Lavalleja está por fin en los estribos, señores; ahora sí, saludemos la aurora de la Agraciada. Lavalleja está por fin a caballo; ahora sí, por fin, tenemos patria. El héroe no se apeará de él en tres años. Ese caballo es el mismo, señores, que acaba de ser sofrenado entre nosotros por la mano pujante del hijo y del sucesor de Artigas. Ha llegado hasta aquí, conduciendo orgulloso su preciosa carga de gloria, después de haber recorrido por todas partes las colinas de la patria, sembrando por todas ellas las victorias; él sintió las espuelas de su jinete en los primeros choques que despejaron el camino a la legión heroica para introducirla a la patria, que abría los ojos resplandecientes en que llameaba la aurora; él oyó el relincho del caballo de Rivera, cuando el que debía ser el héroe del Rincón y de las Misiones, vino a unir sus armas y su corazón al corazón y a las armas del jefe de los Treinta y Tres; él condujo a Lavalleja, bajo una lluvia torrencial, a deponer su espada ante la majestad de la ley, sin cambiarse sus ropas empapadas, y cubierto del barro del camino, en la memorable asamblea de la Florida; él oyó, relinchando de júbilo, el clarín de Sarandí; él salvó nuestras fronteras, y penetró con su jinete al corazón del territorio enemigo, para escuchar allí alborozado las dianas de Ituzaingó; y él nos lo ha conducido, señores, hasta aquí, vencedor no sólo del espacio, sino también del tiempo, vencedor de los desdenes, de las ingratitudes, de los envenenamientos de la historia, para que ese jinete de hierro estremezca nuestro corazón al desenvainar la espada de Sarandí, y al hacer rodar sobre nuestras cabezas, como un trueno musical, ese grito rechinante que brota de sus labios modelados por el fuego: ¡Carabina a la espalda y sable en mano!

Y ahí, quedará, señores, y quedará para siempre envuelto en el nimbo de la perdurable apoteosis; arraigado en las entrañas de nuestra tierra, cuya vida circulará por las arterias de ese bronce sagrado y melodioso; erguido en los estribos, y alta, muy alta la frente, para que todos veamos en ella el sitio en que fue tocada por el dedo del viejo Artigas: la unción de la patria, la predestinación luminosa de la gloria.

Artigas se alzará en Montevideo con los ojos clavados en el Cerro, dominador de nuestro Atlántico; Rivera debe levantarse allá, en la frontera, mirando siempre hacia el Norte, hacia el linde verdadero de la patria, a que él se aferró muchas veces, y que sólo abandonó rugiendo; Lavalleja quedará aquí, en el centro, junto a su cuna.
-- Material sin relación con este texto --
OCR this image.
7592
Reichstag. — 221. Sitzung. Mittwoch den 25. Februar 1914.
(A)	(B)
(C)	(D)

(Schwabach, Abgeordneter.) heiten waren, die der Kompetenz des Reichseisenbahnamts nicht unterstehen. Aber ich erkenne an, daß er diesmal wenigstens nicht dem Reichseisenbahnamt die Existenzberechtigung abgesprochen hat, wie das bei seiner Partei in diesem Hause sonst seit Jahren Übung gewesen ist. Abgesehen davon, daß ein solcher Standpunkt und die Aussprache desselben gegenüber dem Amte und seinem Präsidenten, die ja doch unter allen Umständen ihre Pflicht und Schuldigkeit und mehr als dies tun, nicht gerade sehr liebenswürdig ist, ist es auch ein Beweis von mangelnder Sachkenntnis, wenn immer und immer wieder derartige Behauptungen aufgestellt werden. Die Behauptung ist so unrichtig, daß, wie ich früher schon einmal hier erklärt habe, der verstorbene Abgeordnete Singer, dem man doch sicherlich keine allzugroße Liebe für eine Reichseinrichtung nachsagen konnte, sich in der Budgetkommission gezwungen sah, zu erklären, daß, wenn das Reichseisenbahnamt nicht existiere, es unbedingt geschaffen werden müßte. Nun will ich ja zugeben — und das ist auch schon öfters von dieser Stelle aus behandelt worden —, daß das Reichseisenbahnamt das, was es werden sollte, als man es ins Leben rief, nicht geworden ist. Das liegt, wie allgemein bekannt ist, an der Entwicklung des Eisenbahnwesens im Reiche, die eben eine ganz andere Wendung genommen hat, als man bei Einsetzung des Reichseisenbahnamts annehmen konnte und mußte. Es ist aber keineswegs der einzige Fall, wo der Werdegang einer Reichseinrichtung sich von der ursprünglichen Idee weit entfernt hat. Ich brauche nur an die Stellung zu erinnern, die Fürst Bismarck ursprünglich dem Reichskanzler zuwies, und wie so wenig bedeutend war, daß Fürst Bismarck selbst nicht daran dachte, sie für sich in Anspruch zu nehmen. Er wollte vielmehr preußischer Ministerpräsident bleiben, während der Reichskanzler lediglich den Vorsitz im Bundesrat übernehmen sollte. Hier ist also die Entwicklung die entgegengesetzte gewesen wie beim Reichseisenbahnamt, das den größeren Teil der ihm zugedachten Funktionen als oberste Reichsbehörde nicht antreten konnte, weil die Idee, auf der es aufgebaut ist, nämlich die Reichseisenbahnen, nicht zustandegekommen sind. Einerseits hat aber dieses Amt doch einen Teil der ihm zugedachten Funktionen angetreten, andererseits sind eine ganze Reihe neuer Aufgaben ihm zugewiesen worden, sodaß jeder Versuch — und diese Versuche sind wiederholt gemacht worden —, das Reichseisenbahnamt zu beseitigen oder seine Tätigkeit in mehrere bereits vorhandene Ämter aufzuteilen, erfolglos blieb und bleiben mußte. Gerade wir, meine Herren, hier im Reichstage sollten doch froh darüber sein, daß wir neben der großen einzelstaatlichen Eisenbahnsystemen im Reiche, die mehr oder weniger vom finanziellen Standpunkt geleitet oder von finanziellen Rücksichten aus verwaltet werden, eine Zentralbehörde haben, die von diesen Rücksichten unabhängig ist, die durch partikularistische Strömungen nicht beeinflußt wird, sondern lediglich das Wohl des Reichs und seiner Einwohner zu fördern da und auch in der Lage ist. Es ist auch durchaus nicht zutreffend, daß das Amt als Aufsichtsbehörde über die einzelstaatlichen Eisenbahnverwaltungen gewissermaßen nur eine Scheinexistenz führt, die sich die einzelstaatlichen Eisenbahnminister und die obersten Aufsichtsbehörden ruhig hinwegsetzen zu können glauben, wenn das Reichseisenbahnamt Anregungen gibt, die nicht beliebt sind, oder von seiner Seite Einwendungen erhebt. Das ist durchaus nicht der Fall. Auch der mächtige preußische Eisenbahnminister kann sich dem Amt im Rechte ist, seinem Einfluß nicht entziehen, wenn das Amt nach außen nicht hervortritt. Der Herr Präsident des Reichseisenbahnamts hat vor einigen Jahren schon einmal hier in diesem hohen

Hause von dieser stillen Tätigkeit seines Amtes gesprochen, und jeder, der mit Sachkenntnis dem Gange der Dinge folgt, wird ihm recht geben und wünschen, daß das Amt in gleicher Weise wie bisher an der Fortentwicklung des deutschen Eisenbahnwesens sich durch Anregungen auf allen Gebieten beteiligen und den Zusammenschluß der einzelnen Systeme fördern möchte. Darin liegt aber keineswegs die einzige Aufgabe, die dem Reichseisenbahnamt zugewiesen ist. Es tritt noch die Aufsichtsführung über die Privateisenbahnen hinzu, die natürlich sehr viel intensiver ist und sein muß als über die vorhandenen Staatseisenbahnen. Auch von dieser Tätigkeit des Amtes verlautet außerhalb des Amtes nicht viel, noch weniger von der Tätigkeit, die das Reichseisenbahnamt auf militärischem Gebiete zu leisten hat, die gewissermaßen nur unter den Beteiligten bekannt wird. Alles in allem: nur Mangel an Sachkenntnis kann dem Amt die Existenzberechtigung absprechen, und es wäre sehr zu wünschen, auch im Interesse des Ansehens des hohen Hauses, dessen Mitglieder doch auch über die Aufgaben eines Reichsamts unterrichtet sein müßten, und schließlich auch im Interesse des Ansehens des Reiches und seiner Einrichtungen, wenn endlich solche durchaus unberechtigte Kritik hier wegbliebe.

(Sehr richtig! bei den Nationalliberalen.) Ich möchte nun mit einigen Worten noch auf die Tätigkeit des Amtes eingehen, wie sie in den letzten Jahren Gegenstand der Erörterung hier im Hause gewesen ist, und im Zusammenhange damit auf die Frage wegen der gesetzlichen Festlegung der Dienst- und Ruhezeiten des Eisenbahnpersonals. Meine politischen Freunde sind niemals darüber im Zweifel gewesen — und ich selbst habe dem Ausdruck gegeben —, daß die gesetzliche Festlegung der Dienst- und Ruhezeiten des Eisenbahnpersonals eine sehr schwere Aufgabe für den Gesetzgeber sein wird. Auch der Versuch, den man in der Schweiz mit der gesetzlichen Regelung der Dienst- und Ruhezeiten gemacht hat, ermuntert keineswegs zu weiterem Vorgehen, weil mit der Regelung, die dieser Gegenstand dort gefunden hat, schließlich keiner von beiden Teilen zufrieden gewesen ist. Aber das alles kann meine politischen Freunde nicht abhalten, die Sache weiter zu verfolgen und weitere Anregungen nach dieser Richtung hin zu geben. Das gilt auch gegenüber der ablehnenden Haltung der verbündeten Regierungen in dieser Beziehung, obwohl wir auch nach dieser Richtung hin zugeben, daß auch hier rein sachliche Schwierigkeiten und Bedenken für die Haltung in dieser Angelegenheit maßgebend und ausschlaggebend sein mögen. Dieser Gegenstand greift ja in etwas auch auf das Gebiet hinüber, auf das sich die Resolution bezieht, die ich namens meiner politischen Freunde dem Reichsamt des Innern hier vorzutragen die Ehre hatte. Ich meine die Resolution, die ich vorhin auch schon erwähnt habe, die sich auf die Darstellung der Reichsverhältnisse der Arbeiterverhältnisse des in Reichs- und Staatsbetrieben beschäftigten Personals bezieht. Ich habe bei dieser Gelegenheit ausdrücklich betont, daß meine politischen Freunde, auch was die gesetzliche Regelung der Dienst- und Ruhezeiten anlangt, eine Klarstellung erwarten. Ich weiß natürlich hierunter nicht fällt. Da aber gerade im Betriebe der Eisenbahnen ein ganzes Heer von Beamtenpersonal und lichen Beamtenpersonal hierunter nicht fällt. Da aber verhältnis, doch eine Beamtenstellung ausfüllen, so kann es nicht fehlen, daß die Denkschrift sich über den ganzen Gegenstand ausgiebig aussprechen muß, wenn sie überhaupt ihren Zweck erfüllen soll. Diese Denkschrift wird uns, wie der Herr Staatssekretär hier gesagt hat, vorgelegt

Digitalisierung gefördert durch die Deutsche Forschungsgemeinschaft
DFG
Dejémoslo aquí, señores, dejémoslo aquí.

Y los fulgores de esas tres espadas se cruzarán al través de nuestro sagrado territorio, como los fuegos de inexpugnables baterías combinadas; como las luces de faros-estrellas que alumbrarán nuestra ruta, si alguna vez cae la noche sobre el alma de los orientales; como los vértices del cuadro que debe formar nuestro Uruguay, el día en que el alma de la patria vuelva a tocar a llamada en el viejo clarín de Sarandí.